Di balik melimpahnya hasil panen kopi, terdapat limbah kulit kopi dari proses pengolahan yang selama ini belum dimanfaatkan secara maksimal. Sebagian kulit kopi dibuang dan sebagian lainnya dimanfaatkan sebagai campuran pakan ternak. Melihat potensi tersebut, mahasiswa KKN-T Uniska Kediri berupaya mengenalkan alternatif pemanfaatan kulit kopi menjadi produk yang memiliki nilai guna sekaligus berpotensi memberikan nilai ekonomi bagi masyarakat.
Pelatihan dilaksanakan di rumah Ketua Kelompok Wanita Tani (KWT) Desa Balerejo. Materi disampaikan melalui presentasi kepada peserta yang mengikuti kegiatan secara lesehan. Kegiatan tersebut diikuti oleh ibu-ibu KWT dan anggota Pemberdayaan Kesejahteraan Keluarga (PKK) Desa Balerejo serta turut dihadiri perwakilan Penyuluh Pertanian Lapangan (PPL) setempat. Sedikitnya 30 peserta mengikuti pelatihan dari awal hingga akhir kegiatan.
Dalam pelatihan tersebut, peserta diperkenalkan pada tahapan pembuatan briket arang berbahan dasar kulit kopi, mulai dari penyangraian kulit kopi hingga menghitam, pendinginan bahan baku, proses karbonisasi, hingga pencetakan menjadi briket siap pakai.
Selain memberikan pengetahuan teknis, mahasiswa KKN-T juga menjelaskan potensi pemanfaatan kulit kopi sebagai bahan baku briket yang memiliki nilai jual. Peserta juga diajak berdiskusi mengenai peluang pengembangan usaha rumahan berbasis pengolahan limbah pertanian kopi.
Antusiasme peserta terlihat sepanjang kegiatan berlangsung. Bagi sebagian besar ibu-ibu KWT dan PKK, istilah briket masih terdengar asing. Hal tersebut justru memunculkan rasa penasaran dan ketertarikan untuk mempelajari lebih lanjut mengenai proses pembuatannya.

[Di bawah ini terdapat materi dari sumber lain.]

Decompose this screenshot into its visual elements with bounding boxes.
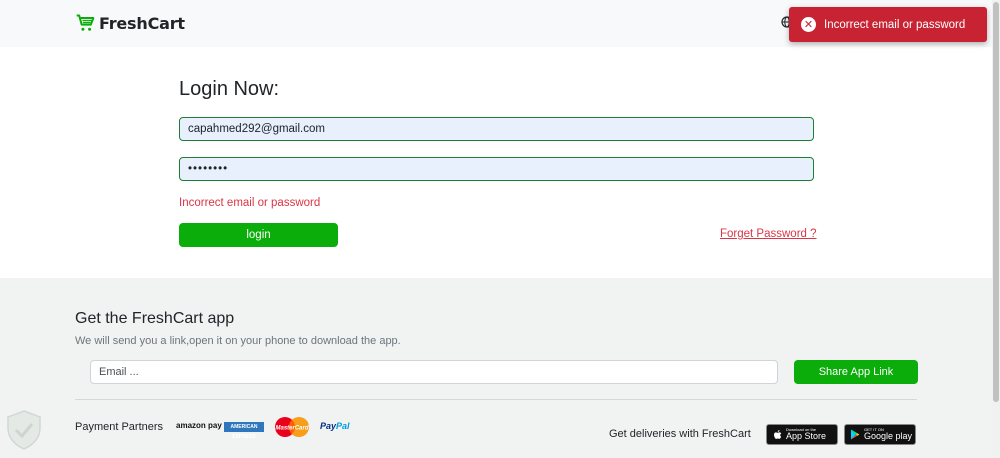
mastercard-text: MasterCard (275, 426, 308, 432)
paypal-logo: PayPal (320, 421, 350, 431)
play-icon (851, 429, 860, 440)
brand-name: FreshCart (99, 13, 185, 33)
toast-message: Incorrect email or password (824, 18, 966, 31)
google-play-big: Google play (864, 431, 913, 441)
login-error-message: Incorrect email or password (179, 197, 321, 209)
app-store-big: App Store (786, 431, 827, 441)
apple-icon (774, 429, 782, 439)
error-circle-icon: ✕ (801, 17, 816, 32)
amex-logo: AMERICAN EXPRESS (224, 422, 264, 440)
forget-password-link[interactable]: Forget Password ? (720, 228, 817, 240)
scrollbar-thumb[interactable] (993, 2, 999, 402)
email-field[interactable] (179, 117, 814, 141)
footer-divider (75, 399, 917, 400)
page: FreshCart ✕ Incorrect email or password … (0, 0, 1000, 458)
vertical-scrollbar[interactable] (992, 0, 1000, 458)
error-glyph: ✕ (803, 18, 814, 31)
footer-title: Get the FreshCart app (75, 310, 235, 327)
mastercard-logo: MasterCard (275, 417, 309, 437)
password-field[interactable] (179, 157, 814, 181)
google-play-text: GET IT ON Google play (864, 428, 912, 441)
footer-email-input[interactable] (90, 360, 778, 384)
deliveries-label: Get deliveries with FreshCart (609, 428, 751, 440)
app-store-text: Download on the App Store (786, 428, 826, 441)
share-app-link-button[interactable]: Share App Link (794, 360, 918, 384)
shield-watermark-icon (7, 410, 41, 450)
payment-partners-label: Payment Partners (75, 421, 164, 433)
paypal-pay-text: Pay (320, 421, 337, 431)
error-toast[interactable]: ✕ Incorrect email or password (789, 7, 987, 42)
paypal-pal-text: Pal (336, 421, 350, 431)
page-title: Login Now: (179, 78, 280, 100)
brand-logo[interactable]: FreshCart (75, 13, 185, 33)
login-button[interactable]: login (179, 223, 338, 247)
app-store-badge[interactable]: Download on the App Store (766, 424, 838, 445)
footer: Get the FreshCart app We will send you a… (0, 278, 992, 458)
amazon-pay-logo: amazon pay (176, 421, 222, 430)
cart-icon (76, 14, 95, 31)
google-play-badge[interactable]: GET IT ON Google play (844, 424, 916, 445)
footer-subtitle: We will send you a link,open it on your … (75, 335, 401, 347)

Mahasiswa KKN-T melihat kondisi tersebut sebagai peluang untuk mengembangkan inovasi baru di Desa Balerejo. Minimnya produk briket berbahan kulit kopi di lingkungan sekitar dinilai dapat menjadi ruang bagi masyarakat untuk mengembangkan produk olahan limbah kopi yang memiliki potensi ekonomi.

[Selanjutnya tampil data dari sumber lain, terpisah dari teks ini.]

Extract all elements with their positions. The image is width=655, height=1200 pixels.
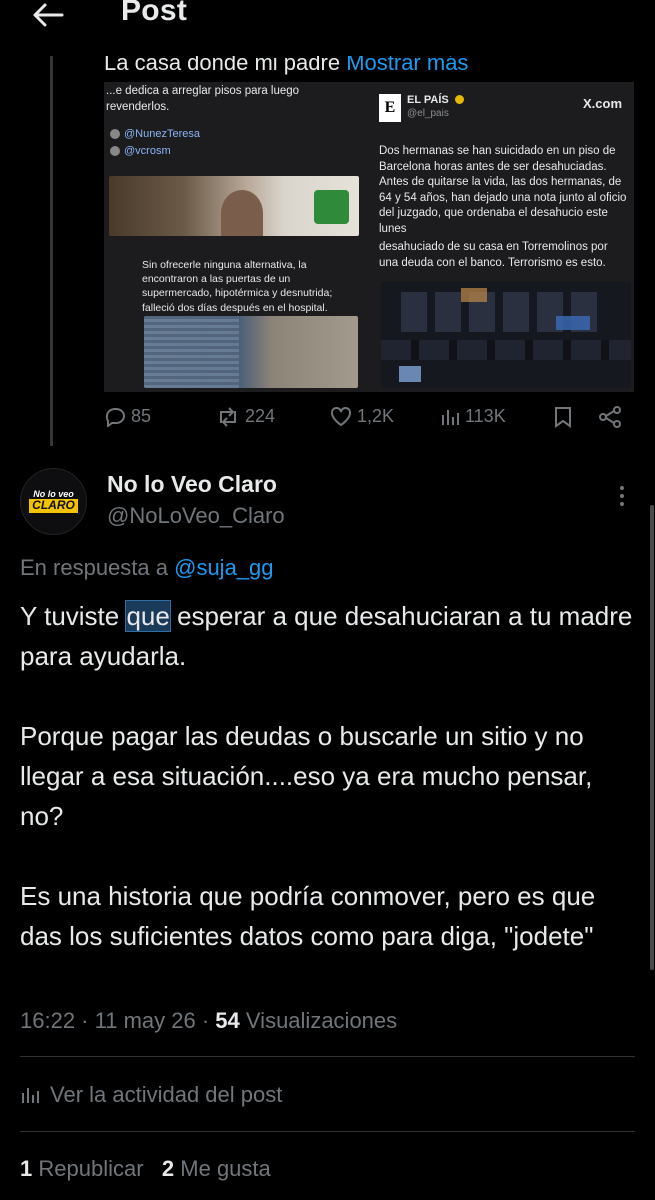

Ketua KWT Desa Balerejo, Sri Sumiati, menyampaikan bahwa inovasi tersebut menarik karena menawarkan alternatif pemanfaatan limbah kulit kopi yang selama ini belum optimal.
“Inovasi briket kulit kopi ini menarik karena menjawab persoalan limbah yang selama ini kurang termanfaatkan secara optimal. Pelatihan seperti ini penting karena membuka wawasan bagi warga Desa Balerejo, terutama ibu-ibu KWT dan PKK, bahwa limbah pertanian dapat diolah menjadi produk yang lebih bermanfaat. Kami berharap ke depan pengetahuan ini bisa terus dikembangkan oleh warga sendiri sehingga dapat menjadi salah satu sektor perekonomian Desa Balerejo,” ujarnya.
Sementara itu, Ketua Kelompok KKN-T Uniska Kediri Desa Balerejo, Muhamad Taufiq Rozaqi, berharap inovasi yang diperkenalkan dapat memberikan manfaat bagi masyarakat dan dikembangkan menjadi kegiatan produktif.
“Kami akan sangat senang jika inovasi ini dapat bermanfaat bagi Desa Balerejo. Terutama karena kulit kopi masih belum dimanfaatkan secara maksimal, sehingga dapat menjadi salah satu peluang usaha rumahan bagi warga Desa Balerejo,” ungkapnya.
Program pelatihan briket kulit kopi ini diharapkan tidak berhenti sebagai kegiatan edukatif, tetapi dapat dikembangkan menjadi salah satu unit usaha rumahan yang dikelola secara mandiri oleh ibu-ibu KWT dan PKK Desa Balerejo.
Baca Juga : HUT ke-81 Kemerdekaan RI, UNISKA Kediri Teguhkan Peran Perguruan Tinggi untuk Kemajuan Indonesia
Hal tersebut sejalan dengan semangat program “Hilirisasi dan Sigap Pangan” yang mendorong optimalisasi potensi lokal dan pemanfaatan limbah pertanian menjadi produk bernilai guna dan bernilai ekonomi.
Melalui kegiatan tersebut, mahasiswa KKN-T Uniska Kediri turut menunjukkan komitmennya dalam melaksanakan Tri Dharma Perguruan Tinggi, khususnya melalui pengabdian kepada masyarakat. Inovasi pengolahan limbah kulit kopi menjadi briket diharapkan dapat menjadi langkah awal dalam mendorong pemanfaatan potensi lokal, membuka peluang usaha, serta mendukung penguatan ekonomi rumah tangga masyarakat Desa Balerejo.